For all his distaste for the culture of fundamentalism, though, Keillor says that he does believe in the Christian confession. “I believe in the propositions in the Apostles Creed that we stand and recite Sunday morning,” he says.
The church in Lake Wobegon reflects this disparity. On one hand, it’s full of the kinds of petty foibles that typify Keillor’s characters, and the churchgoers’ hypocrisy and smallmindedness is often a target of his humor. But it’s also the place Keillor returns again and again in his stories to find transcendence, and his knowledge of and love for the gospel and the Scriptures pervade his stories. “Our show, deep down in its heart, is a gospel show,” he has said. One place we hear this is in the gospel songs that Keillor frequently sings on A Prairie Home Companion, which he clearly knows and loves so well. Another recent “News from Lake Wobegon” segment ends with an impromptu singalong of gospel songs and Christmas carols around a backyard campfire. It’s a complex moment, fully aware of how clichéd it is, and of how small and provincial its world is—and yet, as Keillor bursts into song onstage, the beauty of the moment overshadows all this, and the conviction and love in his voice are unmistakable.

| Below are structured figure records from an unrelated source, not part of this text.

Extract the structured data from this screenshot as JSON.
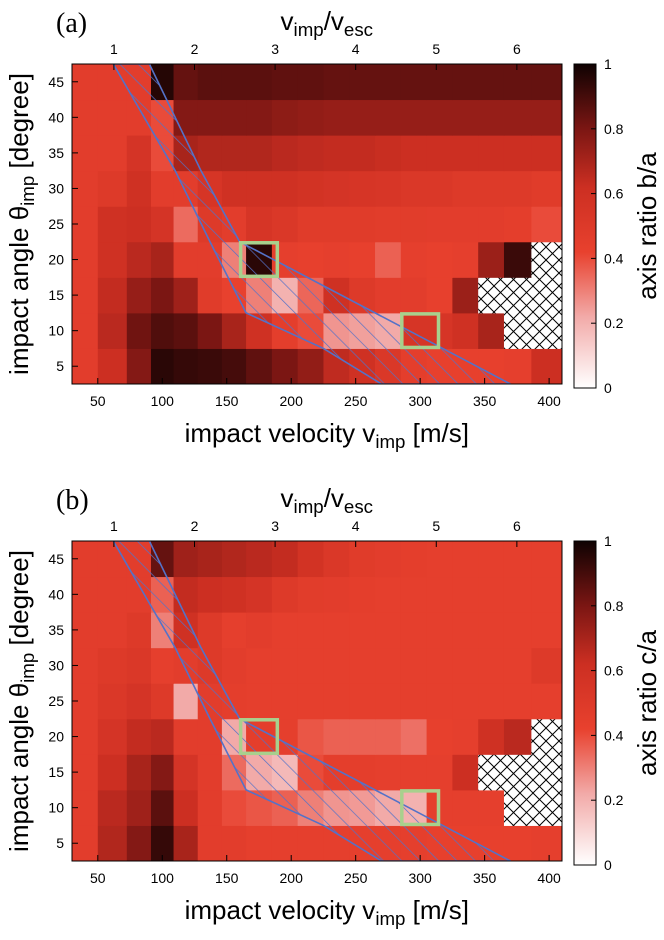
{
  "chart_data": [
    {
      "type": "heatmap",
      "panel": "(a)",
      "xlabel": "impact velocity v",
      "xlabel_sub": "imp",
      "xlabel_unit": " [m/s]",
      "top_label_num": "v",
      "top_label_num_sub": "imp",
      "top_label_den": "v",
      "top_label_den_sub": "esc",
      "top_label_sep": "/",
      "ylabel": "impact angle θ",
      "ylabel_sub": "imp",
      "ylabel_unit": " [degree]",
      "colorbar_label": "axis ratio b/a",
      "xlim": [
        30,
        410
      ],
      "ylim": [
        2.5,
        47.5
      ],
      "xticks": [
        50,
        100,
        150,
        200,
        250,
        300,
        350,
        400
      ],
      "yticks": [
        5,
        10,
        15,
        20,
        25,
        30,
        35,
        40,
        45
      ],
      "top_ticks": [
        1,
        2,
        3,
        4,
        5,
        6
      ],
      "top_tick_velocities": [
        62.5,
        125,
        187.5,
        250,
        312.5,
        375
      ],
      "colorbar_ticks": [
        0,
        0.2,
        0.4,
        0.6,
        0.8,
        1
      ],
      "colorbar_range": [
        0,
        1
      ],
      "x": [
        37.5,
        62.5,
        82.5,
        100,
        117.5,
        137.5,
        155,
        175,
        195,
        215,
        235,
        255,
        275,
        295,
        315,
        335,
        355,
        375,
        397.5
      ],
      "y": [
        5,
        10,
        15,
        20,
        25,
        30,
        35,
        40,
        45
      ],
      "values": [
        [
          0.46,
          0.62,
          0.78,
          0.95,
          0.93,
          0.92,
          0.9,
          0.85,
          0.8,
          0.75,
          0.65,
          0.6,
          0.52,
          0.45,
          0.43,
          0.43,
          0.43,
          0.44,
          0.62
        ],
        [
          0.46,
          0.66,
          0.82,
          0.88,
          0.86,
          0.8,
          0.7,
          0.6,
          0.45,
          0.4,
          0.26,
          0.24,
          0.22,
          0.55,
          0.55,
          0.6,
          0.7,
          null,
          null
        ],
        [
          0.46,
          0.64,
          0.74,
          0.8,
          0.72,
          0.48,
          0.42,
          0.3,
          0.2,
          0.35,
          0.6,
          0.5,
          0.46,
          0.46,
          0.43,
          0.73,
          null,
          null,
          null
        ],
        [
          0.46,
          0.6,
          0.66,
          0.7,
          0.46,
          0.46,
          0.3,
          0.95,
          0.44,
          0.43,
          0.44,
          0.43,
          0.36,
          0.44,
          0.43,
          0.44,
          0.73,
          0.92,
          null
        ],
        [
          0.46,
          0.6,
          0.62,
          0.56,
          0.34,
          0.5,
          0.46,
          0.55,
          0.52,
          0.48,
          0.48,
          0.48,
          0.47,
          0.47,
          0.46,
          0.46,
          0.46,
          0.45,
          0.4
        ],
        [
          0.46,
          0.5,
          0.6,
          0.46,
          0.46,
          0.55,
          0.6,
          0.6,
          0.6,
          0.58,
          0.56,
          0.55,
          0.54,
          0.52,
          0.52,
          0.5,
          0.5,
          0.5,
          0.48
        ],
        [
          0.46,
          0.46,
          0.56,
          0.4,
          0.7,
          0.68,
          0.68,
          0.68,
          0.66,
          0.65,
          0.64,
          0.64,
          0.63,
          0.62,
          0.62,
          0.62,
          0.62,
          0.62,
          0.62
        ],
        [
          0.46,
          0.46,
          0.46,
          0.4,
          0.78,
          0.78,
          0.78,
          0.78,
          0.76,
          0.75,
          0.74,
          0.74,
          0.74,
          0.74,
          0.74,
          0.74,
          0.74,
          0.74,
          0.74
        ],
        [
          0.46,
          0.46,
          0.46,
          0.96,
          0.84,
          0.86,
          0.86,
          0.86,
          0.85,
          0.85,
          0.84,
          0.84,
          0.84,
          0.84,
          0.84,
          0.84,
          0.84,
          0.84,
          0.84
        ]
      ],
      "highlight_boxes": [
        [
          175,
          20
        ],
        [
          300,
          10
        ]
      ],
      "hatched_band": [
        [
          62,
          47.5
        ],
        [
          90,
          47.5
        ],
        [
          130,
          32.5
        ],
        [
          160,
          22.5
        ],
        [
          265,
          12.5
        ],
        [
          370,
          2.5
        ],
        [
          270,
          2.5
        ],
        [
          225,
          7.5
        ],
        [
          165,
          12.5
        ],
        [
          137,
          22.5
        ],
        [
          110,
          32.5
        ]
      ]
    },
    {
      "type": "heatmap",
      "panel": "(b)",
      "xlabel": "impact velocity v",
      "xlabel_sub": "imp",
      "xlabel_unit": " [m/s]",
      "top_label_num": "v",
      "top_label_num_sub": "imp",
      "top_label_den": "v",
      "top_label_den_sub": "esc",
      "top_label_sep": "/",
      "ylabel": "impact angle θ",
      "ylabel_sub": "imp",
      "ylabel_unit": " [degree]",
      "colorbar_label": "axis ratio c/a",
      "xlim": [
        30,
        410
      ],
      "ylim": [
        2.5,
        47.5
      ],
      "xticks": [
        50,
        100,
        150,
        200,
        250,
        300,
        350,
        400
      ],
      "yticks": [
        5,
        10,
        15,
        20,
        25,
        30,
        35,
        40,
        45
      ],
      "top_ticks": [
        1,
        2,
        3,
        4,
        5,
        6
      ],
      "top_tick_velocities": [
        62.5,
        125,
        187.5,
        250,
        312.5,
        375
      ],
      "colorbar_ticks": [
        0,
        0.2,
        0.4,
        0.6,
        0.8,
        1
      ],
      "colorbar_range": [
        0,
        1
      ],
      "x": [
        37.5,
        62.5,
        82.5,
        100,
        117.5,
        137.5,
        155,
        175,
        195,
        215,
        235,
        255,
        275,
        295,
        315,
        335,
        355,
        375,
        397.5
      ],
      "y": [
        5,
        10,
        15,
        20,
        25,
        30,
        35,
        40,
        45
      ],
      "values": [
        [
          0.46,
          0.68,
          0.78,
          0.93,
          0.7,
          0.46,
          0.46,
          0.44,
          0.44,
          0.44,
          0.44,
          0.44,
          0.44,
          0.44,
          0.43,
          0.43,
          0.43,
          0.43,
          0.44
        ],
        [
          0.46,
          0.66,
          0.72,
          0.86,
          0.62,
          0.46,
          0.4,
          0.38,
          0.36,
          0.3,
          0.26,
          0.25,
          0.22,
          0.2,
          0.44,
          0.44,
          0.44,
          null,
          null
        ],
        [
          0.46,
          0.62,
          0.7,
          0.78,
          0.56,
          0.46,
          0.34,
          0.22,
          0.18,
          0.4,
          0.45,
          0.45,
          0.44,
          0.44,
          0.44,
          0.62,
          null,
          null,
          null
        ],
        [
          0.46,
          0.56,
          0.64,
          0.66,
          0.46,
          0.46,
          0.22,
          0.45,
          0.44,
          0.38,
          0.36,
          0.36,
          0.36,
          0.33,
          0.43,
          0.44,
          0.6,
          0.66,
          null
        ],
        [
          0.46,
          0.52,
          0.56,
          0.5,
          0.22,
          0.46,
          0.45,
          0.44,
          0.44,
          0.44,
          0.44,
          0.44,
          0.44,
          0.44,
          0.44,
          0.44,
          0.44,
          0.44,
          0.44
        ],
        [
          0.46,
          0.5,
          0.52,
          0.44,
          0.46,
          0.5,
          0.46,
          0.44,
          0.44,
          0.44,
          0.44,
          0.44,
          0.44,
          0.44,
          0.44,
          0.44,
          0.44,
          0.44,
          0.5
        ],
        [
          0.46,
          0.46,
          0.5,
          0.3,
          0.6,
          0.5,
          0.44,
          0.46,
          0.44,
          0.44,
          0.44,
          0.44,
          0.44,
          0.44,
          0.44,
          0.44,
          0.44,
          0.44,
          0.44
        ],
        [
          0.46,
          0.46,
          0.46,
          0.36,
          0.64,
          0.62,
          0.6,
          0.56,
          0.5,
          0.47,
          0.46,
          0.45,
          0.44,
          0.44,
          0.44,
          0.44,
          0.44,
          0.44,
          0.44
        ],
        [
          0.46,
          0.46,
          0.46,
          0.84,
          0.72,
          0.7,
          0.68,
          0.66,
          0.64,
          0.58,
          0.52,
          0.48,
          0.46,
          0.45,
          0.44,
          0.44,
          0.44,
          0.44,
          0.44
        ]
      ],
      "highlight_boxes": [
        [
          175,
          20
        ],
        [
          300,
          10
        ]
      ],
      "hatched_band": [
        [
          62,
          47.5
        ],
        [
          90,
          47.5
        ],
        [
          130,
          32.5
        ],
        [
          160,
          22.5
        ],
        [
          265,
          12.5
        ],
        [
          370,
          2.5
        ],
        [
          270,
          2.5
        ],
        [
          225,
          7.5
        ],
        [
          165,
          12.5
        ],
        [
          137,
          22.5
        ],
        [
          110,
          32.5
        ]
      ]
    }
  ]
}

Keillor had no interest in presenting a scrubbed and gleaming version of the church and its people to the world; if anything, his stories tend in the opposite direction. But behind his show’s quaint, Midwestern trappings, and behind its often dark and cynical underpinnings—deep down in its heart—is a genuine belief in the church’s grace and transcendence. It’s the kind of belief than can withstand Keillor’s annoyance with the frequent humorlessness, legalism, and hypocrisy of the church.
G. K. Chesterton said in a lecture that “it is the test of a good religion whether you can joke about it.” Keillor’s humor has long resonated with Christians who are acutely aware of the tension between their faith and its clichéd, often embarrassing cultural accouterments. We need to be able to look squarely at them—even poke fun at them—and still believe.